To close this gap, the U.N. Population Fund (UNFPA) and Women’s Refugee Commission (WRC) – part of the International Rescue Committee (IRC) – have launched a newly updated Inter-Agency Field Manual on Reproductive Health in Humanitarian Settings.

The Field Manual targets health officials and providers, such as doctors, nurses and midwives, as well as policymakers and donors.

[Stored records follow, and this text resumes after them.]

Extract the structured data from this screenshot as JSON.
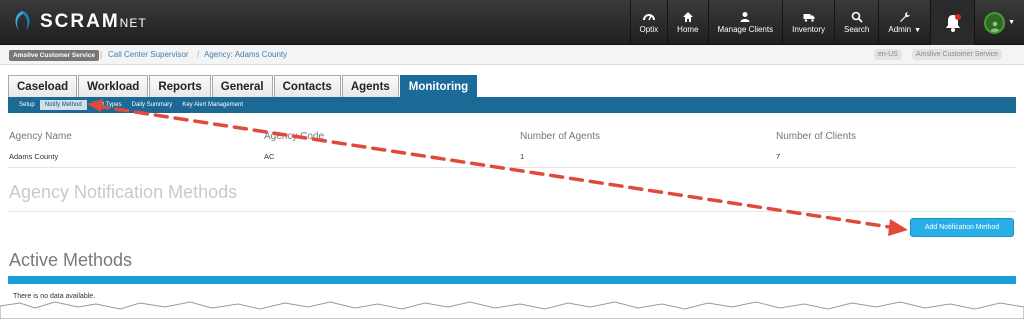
{
  "app": {
    "logo_text": "SCRAM",
    "logo_suffix": "NET"
  },
  "topnav": {
    "items": [
      {
        "label": "Optix",
        "icon": "dashboard-icon"
      },
      {
        "label": "Home",
        "icon": "home-icon"
      },
      {
        "label": "Manage Clients",
        "icon": "user-icon"
      },
      {
        "label": "Inventory",
        "icon": "truck-icon"
      },
      {
        "label": "Search",
        "icon": "search-icon"
      },
      {
        "label": "Admin",
        "icon": "wrench-icon"
      }
    ],
    "bell_icon": "bell-icon",
    "notification_color": "#e0281f"
  },
  "breadcrumb": {
    "org_badge": "Amslive Customer Service",
    "role": "Call Center Supervisor",
    "agency": "Agency: Adams County",
    "locale": "en-US",
    "org_right": "Amslive Customer Service"
  },
  "tabs": [
    {
      "label": "Caseload"
    },
    {
      "label": "Workload"
    },
    {
      "label": "Reports"
    },
    {
      "label": "General"
    },
    {
      "label": "Contacts"
    },
    {
      "label": "Agents"
    },
    {
      "label": "Monitoring",
      "active": true
    }
  ],
  "subnav": [
    {
      "label": "Setup"
    },
    {
      "label": "Notify Method",
      "active": true
    },
    {
      "label": "Alert Types"
    },
    {
      "label": "Daily Summary"
    },
    {
      "label": "Key Alert Management"
    }
  ],
  "agency_table": {
    "headers": [
      "Agency Name",
      "Agency Code",
      "Number of Agents",
      "Number of Clients"
    ],
    "values": [
      "Adams County",
      "AC",
      "1",
      "7"
    ]
  },
  "notification_section": {
    "title": "Agency Notification Methods",
    "add_button": "Add Notification Method"
  },
  "active_methods": {
    "title": "Active Methods",
    "empty_text": "There is no data available."
  },
  "colors": {
    "accent": "#1d6996",
    "button": "#2aaee6",
    "annotation_arrow": "#e04a3a"
  }
}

In addition to maternal and newborn health and family planning, it also addresses gender-based violence and sexually transmitted infections.

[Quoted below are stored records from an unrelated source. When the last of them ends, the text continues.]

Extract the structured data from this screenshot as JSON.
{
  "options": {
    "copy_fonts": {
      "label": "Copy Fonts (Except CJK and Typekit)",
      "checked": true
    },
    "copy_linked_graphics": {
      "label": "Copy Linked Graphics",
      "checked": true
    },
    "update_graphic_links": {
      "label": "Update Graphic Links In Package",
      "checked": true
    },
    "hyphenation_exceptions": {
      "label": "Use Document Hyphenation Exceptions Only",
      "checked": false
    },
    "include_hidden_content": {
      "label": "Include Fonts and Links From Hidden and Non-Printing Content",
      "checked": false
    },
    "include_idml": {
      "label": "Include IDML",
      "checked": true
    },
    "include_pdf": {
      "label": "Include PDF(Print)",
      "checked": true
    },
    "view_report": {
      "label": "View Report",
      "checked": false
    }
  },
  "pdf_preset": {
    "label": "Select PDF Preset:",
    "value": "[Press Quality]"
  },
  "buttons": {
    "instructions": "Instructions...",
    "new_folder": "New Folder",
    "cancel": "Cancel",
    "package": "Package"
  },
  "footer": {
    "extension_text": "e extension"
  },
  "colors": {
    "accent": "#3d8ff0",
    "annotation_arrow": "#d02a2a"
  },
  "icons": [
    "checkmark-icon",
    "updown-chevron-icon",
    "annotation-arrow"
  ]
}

“When there is a breakdown in civil society… sexual assaults and violence go way up and people have pregnancies and exposure to HIV,” Sandra Krause, reproductive health programme director for WRC, told IPS on the sidelines of the U.N. Commission on the Status of Women this week.

“So it’s really critical to be able to give women access to emergency contraception and post-exposure prophylaxis to prevent HIV,” she said.

A rise of violence against women has been documented not only in armed conflicts but following natural disasters as well, such as this year’s floods in Australia, the 2004 tsunami in Southeast Asia, Hurricane Mitch in Central America 1998, and the 1991 Mount Pinatubo eruption in the Philippines.


The disastrous Jan. 12, 2010 earthquake in Haiti, which affected over three million people, was “a tipping point, with people in the field recognising there was this priority for reproductive health services,” said Krause.

The Field Manual “outlines what needs to be done in the early days and weeks”, but it also provides guidance for comprehensive reproductive health services to be settled in the longer term, Krause explained.

“Reproductive health is critically important for spacing pregnancies because a lot of women and girls don’t want to be pregnant during an emergency like the tsunami,” she said, “so we will always see a demand for family planning services.”

The need for reproductive health services is especially critical since “15 percent of pregnant women will experience some type of unexpected complication with the pregnancy and will require care or die,” she added.

The Inter-Agency Working Group on Reproductive Health in Crises was founded in 1995, pulling together more than 30 groups, from U.N. agencies to NGOs to academia. It published its first Field Manual in 1999, creating the Minimum Initial Service Package (MISP) to ensure reproductive health in post-conflict or disaster-affected situations didn’t fall through the cracks.

But when WRC did a field assessment some years later, it discovered that most humanitarian workers were unaware of the MISP and did not use it on the ground.

For the latest edition, input was sought from every sector, because “if people … invested in it and know what’s in it, they’re going to use it,” Krause told IPS – what she calls “shared ownership”.

WRC also developed a distance-learning module, available in many languages. The online programme explains, in three or four hours, what the priority activities should be.

“Each chapter has a final online post-assessment and people using it can get a certificate. About 4,000 people have completed the online distance-learning module,” said Krause.

Ashley Wolfington, a reproductive health specialist at IRC, stresses the need for family planning among youth, with girls under 19 years old experiencing double the risk of complications during pregnancy than older women.

Krause also pointed out that, “Women and girls play a tremendous role (in recovery)… and if they’re sick or unable to take care of their families and communities, that’s a problem.”

“Women who are not suffering from complications from unsafe abortions or miscarriages of the consequences of rape or HIV transmissions are much more likely to be able to take care of their families and contribute to building their communities,” she said.

The next step is empowering women themselves to think ahead in terms of what they can do to protect themselves and communicate with one another in the event of an outbreak of war and violence.

As part of a global launch, the Field Manual has already been presented in Santo Domingo in May 2010, in Bangkok in September 2010 and then in Geneva. The event at the United Nations Monday was the first U.S.-based launch.